James Carter

Personal information
- Born: March 27, 1964 (age 61) New York City, New York
- Nationality: Puerto Rican
- Listed height: 6 ft 0 in (1.83 m)
- Listed weight: 182 lb (83 kg)

Career information
- College: St. Thomas Aquinas
- Playing career: 1987–2006
- Position: Point guard

Career history
- 1987–2001: Brujos de Guayama
- 2001: Indios de Mayagüez
- 2002–2003: Criollos de Caguas
- 2004: Capitanes de Arecibo
- 2005: Maratonistas de Coamo
- 2006: Brujos de Guayama
- 1992-2000: Explosivos de Moca LBP

Career highlights
- 2× BSN Most Valuable Player (1991, 1994);

= James Carter (basketball) =

Puerto Rican basketball player

James Raymond Carter Gaudino (born March 27, 1964) is a retired Puerto Rican basketball player. Carter spent most of his career as a point guard for the Brujos de Guayama of the Baloncesto Superior Nacional (BSN). Carter is currently the all-time assists leader of the league. During his 20-year career, he also played for the Indios de Mayagüez, Criollos de Caguas, Maratonistas de Coamo, and Capitanes de Arecibo. Carter also played since 1992 to the year 2000 for the Explosivos de Moca of the Liga de Baloncesto Puertorriqueña.

== Professional career ==
Carter led the Brujos de Guayama to the Finals twice in his career (1991 and 1994), losing to the Atléticos de San Germán on both occasions.

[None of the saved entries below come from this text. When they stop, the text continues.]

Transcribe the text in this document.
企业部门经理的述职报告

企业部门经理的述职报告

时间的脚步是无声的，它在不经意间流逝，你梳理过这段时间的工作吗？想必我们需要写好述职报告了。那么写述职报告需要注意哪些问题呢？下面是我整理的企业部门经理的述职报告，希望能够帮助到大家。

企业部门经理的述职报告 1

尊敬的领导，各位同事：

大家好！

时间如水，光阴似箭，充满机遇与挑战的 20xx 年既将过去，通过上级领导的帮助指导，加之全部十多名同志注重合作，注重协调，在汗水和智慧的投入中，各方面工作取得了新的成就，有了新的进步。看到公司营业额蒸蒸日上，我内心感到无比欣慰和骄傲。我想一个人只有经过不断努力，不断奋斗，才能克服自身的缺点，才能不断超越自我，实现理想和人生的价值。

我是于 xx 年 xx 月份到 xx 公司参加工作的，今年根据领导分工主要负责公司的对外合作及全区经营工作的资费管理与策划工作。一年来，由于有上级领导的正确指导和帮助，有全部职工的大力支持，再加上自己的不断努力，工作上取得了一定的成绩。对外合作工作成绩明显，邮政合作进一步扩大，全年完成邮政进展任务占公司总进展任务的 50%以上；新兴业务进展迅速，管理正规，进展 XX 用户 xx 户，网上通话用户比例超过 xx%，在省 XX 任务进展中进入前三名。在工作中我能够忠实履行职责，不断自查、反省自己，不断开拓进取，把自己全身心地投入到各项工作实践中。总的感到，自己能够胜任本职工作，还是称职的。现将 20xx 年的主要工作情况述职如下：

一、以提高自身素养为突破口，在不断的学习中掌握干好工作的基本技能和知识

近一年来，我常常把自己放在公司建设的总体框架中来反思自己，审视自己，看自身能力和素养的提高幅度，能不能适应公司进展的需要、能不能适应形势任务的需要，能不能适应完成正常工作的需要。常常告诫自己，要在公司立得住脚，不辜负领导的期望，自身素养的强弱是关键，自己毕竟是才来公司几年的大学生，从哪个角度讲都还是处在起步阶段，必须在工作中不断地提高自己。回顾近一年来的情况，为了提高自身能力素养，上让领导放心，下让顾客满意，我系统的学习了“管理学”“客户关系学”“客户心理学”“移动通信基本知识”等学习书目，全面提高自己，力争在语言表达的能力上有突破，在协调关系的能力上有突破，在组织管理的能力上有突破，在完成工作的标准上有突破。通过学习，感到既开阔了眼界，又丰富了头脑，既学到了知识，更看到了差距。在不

Carter was selected as one of the league's best players of the 1990s, along with Eddie Casiano, Javier "Toñito" Colón, Edgar León and José "Piculín" Ortiz.

== National Team career ==
Carter also played for the Puerto Rico National Basketball Team and was one of the members of the team that won the gold medal at the 1994 Goodwill Games in St. Petersburg, Russia.

== Personal life ==
James has a brother, B.J. Carter, who also played at the BSN.

After retiring, Carter has participated in several charity tournaments with other players and celebrities.